Shifting When, Not Just Where
While infrastructure location is key, timing also plays a role. Some electricity grids fluctuate in carbon intensity throughout the day based on renewable availability. For example, California’s grid is cleanest during midday when solar output peaks, while in countries like Denmark, wind production spikes overnight.
By aligning non-urgent AI tasks, such as retraining models, batch inference, or synthetic data generation, with these clean energy windows, organizations can take advantage of lower-carbon power without relocating. This is referred to as temporal load shifting and is especially effective for workloads that aren’t latency-sensitive.
Cloud providers are beginning to offer APIs and dashboards that show real-time carbon intensity data by region and hour. With this information, engineering teams can build systems that dynamically schedule tasks for low-carbon windows. Although it’s not yet a common practice, early adopters are proving that it’s both feasible and cost-effective.
For instance, to reduce environmental impact and improve performance, we’ve started scheduling certain customer-run asynchronous tasks in regions with a lower carbon footprint. At the same time, we’re encouraging customers to shift toward a job-based model for long-running workloads, which allows for more efficient placement across our infrastructure and helps reduce unnecessary client-side load.
Bringing Carbon Into the Conversation
Many infrastructure teams already track metrics like latency, cost per inference, and uptime. Adding carbon data into this equation doesn’t need to be disruptive. In fact, making it a visible, measurable metric often surfaces unexpected opportunities for optimization.
For example, platforms like WattTime and Electricity Maps provide APIs that allow developers to estimate the carbon impact of specific jobs or workloads.
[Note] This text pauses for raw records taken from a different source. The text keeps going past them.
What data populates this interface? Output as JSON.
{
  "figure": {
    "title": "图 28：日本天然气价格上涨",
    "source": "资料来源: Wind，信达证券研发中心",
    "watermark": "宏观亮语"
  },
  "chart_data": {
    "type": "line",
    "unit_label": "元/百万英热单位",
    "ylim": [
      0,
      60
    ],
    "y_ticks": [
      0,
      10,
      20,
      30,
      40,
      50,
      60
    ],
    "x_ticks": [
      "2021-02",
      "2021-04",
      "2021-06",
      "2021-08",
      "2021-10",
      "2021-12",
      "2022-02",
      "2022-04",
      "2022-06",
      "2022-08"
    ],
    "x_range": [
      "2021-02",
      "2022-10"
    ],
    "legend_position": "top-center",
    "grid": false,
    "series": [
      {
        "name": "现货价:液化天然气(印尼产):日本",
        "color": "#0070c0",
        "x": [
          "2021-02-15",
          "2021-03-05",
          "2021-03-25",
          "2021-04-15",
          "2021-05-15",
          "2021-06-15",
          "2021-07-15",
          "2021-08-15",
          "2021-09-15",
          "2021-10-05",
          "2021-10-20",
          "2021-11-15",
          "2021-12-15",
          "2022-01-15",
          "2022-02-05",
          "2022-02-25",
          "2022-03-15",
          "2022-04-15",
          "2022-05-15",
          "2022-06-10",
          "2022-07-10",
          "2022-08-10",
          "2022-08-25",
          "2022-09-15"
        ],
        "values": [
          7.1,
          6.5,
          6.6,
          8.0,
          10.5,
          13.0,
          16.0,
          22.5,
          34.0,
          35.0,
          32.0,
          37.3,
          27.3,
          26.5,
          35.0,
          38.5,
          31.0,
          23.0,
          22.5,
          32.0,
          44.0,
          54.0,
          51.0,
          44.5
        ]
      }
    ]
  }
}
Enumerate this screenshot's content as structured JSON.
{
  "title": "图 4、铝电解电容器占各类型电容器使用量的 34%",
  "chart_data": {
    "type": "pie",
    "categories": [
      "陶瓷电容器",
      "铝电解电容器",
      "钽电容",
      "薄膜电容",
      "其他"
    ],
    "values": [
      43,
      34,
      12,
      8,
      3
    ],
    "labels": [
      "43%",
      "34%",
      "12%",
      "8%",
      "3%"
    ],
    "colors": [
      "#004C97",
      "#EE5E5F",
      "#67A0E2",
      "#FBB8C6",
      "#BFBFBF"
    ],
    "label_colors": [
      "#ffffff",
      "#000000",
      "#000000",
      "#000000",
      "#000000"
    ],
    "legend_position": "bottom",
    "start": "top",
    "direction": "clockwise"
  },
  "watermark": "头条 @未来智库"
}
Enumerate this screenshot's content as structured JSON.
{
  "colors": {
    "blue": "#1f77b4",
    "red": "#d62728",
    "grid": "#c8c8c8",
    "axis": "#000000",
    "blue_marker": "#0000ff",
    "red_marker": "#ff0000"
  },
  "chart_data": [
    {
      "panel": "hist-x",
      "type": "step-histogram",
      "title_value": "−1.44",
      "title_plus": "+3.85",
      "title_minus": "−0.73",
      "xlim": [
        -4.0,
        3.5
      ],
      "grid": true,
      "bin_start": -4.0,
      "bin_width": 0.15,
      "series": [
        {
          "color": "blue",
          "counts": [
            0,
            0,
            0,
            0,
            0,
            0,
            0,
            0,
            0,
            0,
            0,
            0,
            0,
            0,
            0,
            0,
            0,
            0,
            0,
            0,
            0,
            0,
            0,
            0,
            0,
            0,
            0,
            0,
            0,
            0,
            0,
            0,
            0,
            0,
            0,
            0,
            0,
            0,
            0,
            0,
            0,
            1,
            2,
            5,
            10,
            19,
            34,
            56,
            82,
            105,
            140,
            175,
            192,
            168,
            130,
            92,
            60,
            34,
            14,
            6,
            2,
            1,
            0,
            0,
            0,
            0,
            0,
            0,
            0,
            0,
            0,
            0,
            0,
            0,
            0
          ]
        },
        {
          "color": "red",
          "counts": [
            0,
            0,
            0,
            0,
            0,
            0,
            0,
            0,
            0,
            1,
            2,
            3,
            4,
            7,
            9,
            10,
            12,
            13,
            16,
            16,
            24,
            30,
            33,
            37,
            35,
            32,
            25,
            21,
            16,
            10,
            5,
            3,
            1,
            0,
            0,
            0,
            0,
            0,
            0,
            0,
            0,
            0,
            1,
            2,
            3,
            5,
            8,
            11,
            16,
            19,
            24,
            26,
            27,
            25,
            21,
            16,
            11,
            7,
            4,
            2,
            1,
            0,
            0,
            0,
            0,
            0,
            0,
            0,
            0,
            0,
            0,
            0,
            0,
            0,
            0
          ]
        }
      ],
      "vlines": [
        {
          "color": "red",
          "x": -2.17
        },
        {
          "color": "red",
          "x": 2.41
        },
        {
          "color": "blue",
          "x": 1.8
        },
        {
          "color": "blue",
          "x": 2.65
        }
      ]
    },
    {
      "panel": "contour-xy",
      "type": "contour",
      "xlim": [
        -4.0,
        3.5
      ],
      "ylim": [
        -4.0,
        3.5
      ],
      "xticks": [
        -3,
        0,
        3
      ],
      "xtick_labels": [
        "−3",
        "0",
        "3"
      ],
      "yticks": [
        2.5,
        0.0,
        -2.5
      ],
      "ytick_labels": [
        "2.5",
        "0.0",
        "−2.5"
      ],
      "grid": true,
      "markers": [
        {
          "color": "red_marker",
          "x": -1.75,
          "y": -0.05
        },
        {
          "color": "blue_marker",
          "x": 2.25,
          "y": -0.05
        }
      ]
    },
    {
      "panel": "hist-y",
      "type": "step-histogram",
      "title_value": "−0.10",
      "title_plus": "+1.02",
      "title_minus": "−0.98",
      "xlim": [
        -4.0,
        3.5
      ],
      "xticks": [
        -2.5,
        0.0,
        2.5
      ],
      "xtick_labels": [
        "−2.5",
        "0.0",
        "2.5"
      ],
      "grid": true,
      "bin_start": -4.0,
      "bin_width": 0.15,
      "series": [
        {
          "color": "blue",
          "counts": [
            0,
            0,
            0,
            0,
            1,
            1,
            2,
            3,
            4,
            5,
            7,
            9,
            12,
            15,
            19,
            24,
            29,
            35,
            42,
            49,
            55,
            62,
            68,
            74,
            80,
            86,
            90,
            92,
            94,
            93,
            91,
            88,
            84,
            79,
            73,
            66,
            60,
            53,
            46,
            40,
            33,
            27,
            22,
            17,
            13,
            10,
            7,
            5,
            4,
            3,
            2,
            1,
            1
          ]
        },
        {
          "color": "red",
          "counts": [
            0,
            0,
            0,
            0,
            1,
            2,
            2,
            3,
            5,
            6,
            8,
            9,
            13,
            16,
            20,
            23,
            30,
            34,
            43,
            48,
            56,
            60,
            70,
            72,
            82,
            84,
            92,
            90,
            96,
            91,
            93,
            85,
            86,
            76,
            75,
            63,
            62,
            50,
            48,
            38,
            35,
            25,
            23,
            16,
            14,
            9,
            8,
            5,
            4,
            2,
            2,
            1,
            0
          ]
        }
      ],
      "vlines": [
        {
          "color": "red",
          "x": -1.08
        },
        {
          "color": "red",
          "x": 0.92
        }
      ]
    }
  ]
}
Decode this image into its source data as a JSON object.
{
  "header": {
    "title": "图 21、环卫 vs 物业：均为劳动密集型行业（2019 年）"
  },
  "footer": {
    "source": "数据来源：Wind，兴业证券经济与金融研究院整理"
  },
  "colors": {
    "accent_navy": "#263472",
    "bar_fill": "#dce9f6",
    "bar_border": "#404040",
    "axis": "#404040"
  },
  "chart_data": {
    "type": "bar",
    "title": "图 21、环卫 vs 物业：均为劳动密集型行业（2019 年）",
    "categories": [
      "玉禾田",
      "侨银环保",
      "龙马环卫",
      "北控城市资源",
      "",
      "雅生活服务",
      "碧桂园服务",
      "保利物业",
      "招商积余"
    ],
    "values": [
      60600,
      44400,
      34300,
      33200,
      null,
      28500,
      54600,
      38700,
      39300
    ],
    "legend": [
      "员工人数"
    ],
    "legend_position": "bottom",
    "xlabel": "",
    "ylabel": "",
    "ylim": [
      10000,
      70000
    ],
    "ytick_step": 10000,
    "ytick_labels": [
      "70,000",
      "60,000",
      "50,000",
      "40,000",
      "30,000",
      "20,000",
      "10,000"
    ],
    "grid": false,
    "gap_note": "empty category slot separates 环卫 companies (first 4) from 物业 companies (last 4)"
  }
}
When paired with internal observability tools, teams can track energy usage by model, region, and time. This visibility enables more informed decisions such as selecting models with lower compute demands for certain use cases or fine-tuning deployment zones based on grid conditions.
Industry-wide efforts are beginning to formalize this thinking. The Green Software Foundation has proposed a set of carbon-aware design principles. Conferences such as NeurIPS and ICLR have begun requesting emissions disclosures for papers on model training. And cloud providers are gradually adding sustainability dashboards to their core platforms.
Still, there are missing pieces in today’s toolchain. One of the most significant is carbon traceability, especially when considering agents that involve thousands of services and interdependent calls to models. Being able to identify which part of each inference emits carbon is crucial for optimizing the infrastructure.
The environmental cost of AI is not theoretical. As generative models become embedded in everyday tools and workflows, the scale of compute and, therefore, emissions continues to rise. But infrastructure is a lever we can actually control.
By placing workloads in cleaner regions, using more efficient cooling methods, and aligning non-critical compute with periods of renewable abundance, companies can meaningfully reduce emissions without sacrificing performance. The shift to carbon-aware AI is quickly becoming a mark of engineering maturity and long-term viability.